To maximize AI's potential, organizations should treat it as a tool for supporting decisions - not making them outright. This requires investing in AI literacy training for employees, establishing governance frameworks to ensure accountability, and maintaining transparency about how AI operates within the company.
Looking ahead, AI systems must prioritize adaptability and remain centered on human needs. Companies that succeed will focus on creating modular systems that evolve with technological advances while preserving human expertise and dignity. These businesses will aim for solutions that enhance human capabilities rather than simply chasing efficiency.
As Tim King from Solutions Review aptly states: "AI without empathy is not just inhumane - it's bad business". The future will belong to organizations that combine AI's speed and precision with human insight to build trust and amplify strengths.
FAQs
Why did Klarna return to a hybrid customer support model after replacing human agents with AI?
Klarna shifted back to a hybrid customer support model after realizing that their AI-driven system fell short when it came to managing complex problems. The system also lacked the empathy required to deliver the kind of customer experience people expect, which resulted in a clear decline in satisfaction levels.
To tackle these issues, Klarna brought human agents back into the mix. By combining the speed and efficiency of AI with the understanding and personal touch of human support, they aimed to create a more balanced and effective approach to customer care.

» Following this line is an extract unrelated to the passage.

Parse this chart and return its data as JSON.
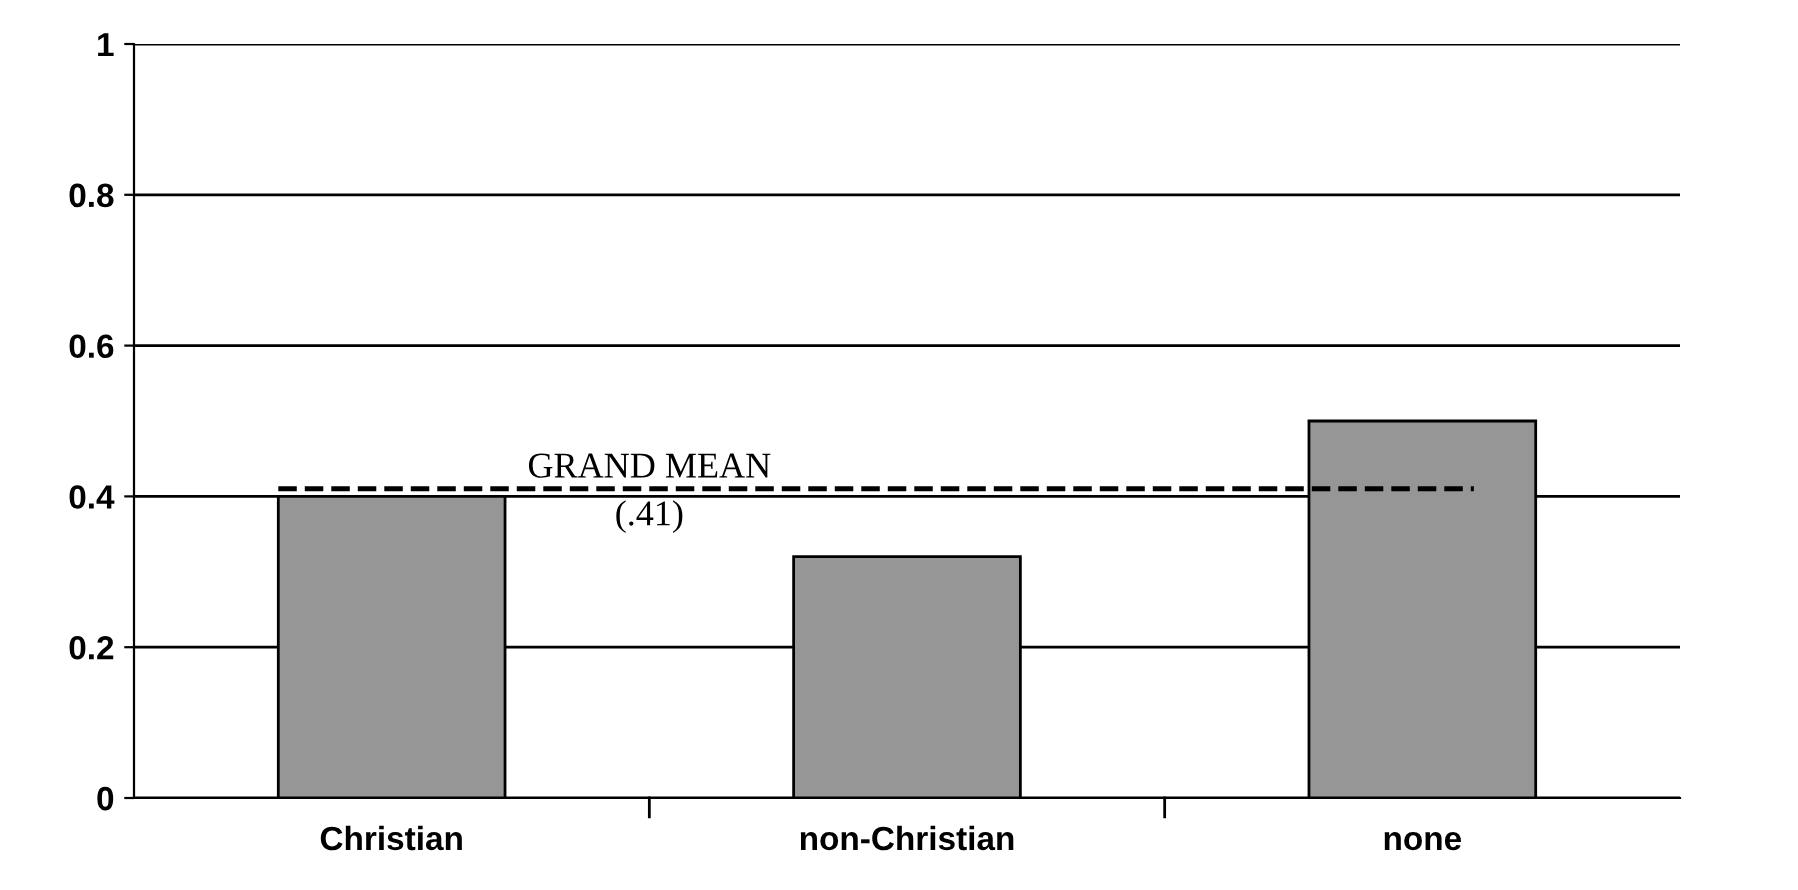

How can businesses strike the right balance between AI automation and human involvement to ensure great customer experiences and efficiency?
To strike the perfect balance, businesses should let AI take care of repetitive, routine tasks, freeing up humans to focus on areas that demand empathy, creativity, or nuanced decision-making. It's equally important to regularly assess how well AI is performing to ensure it aligns with customer expectations and make adjustments as needed. Encouraging a team mindset that values innovation and flexibility can help integrate AI effectively, while still preserving the human element where it truly counts.
What can businesses learn from Klarna’s use of AI-only customer support about balancing automation and human involvement?
Klarna’s journey highlights a crucial lesson: depending entirely on AI for customer support can sometimes go wrong, particularly when empathy or nuanced problem-solving is needed. Their move to replace human agents with AI resulted in a noticeable drop in customer satisfaction, ultimately forcing them to reintroduce human support into the mix.
The main point for businesses is clear: automation should complement, not replace, human input. To maintain a strong customer experience, involve humans in key interactions, keep a close eye on how AI performs, and set achievable expectations for what AI can realistically handle.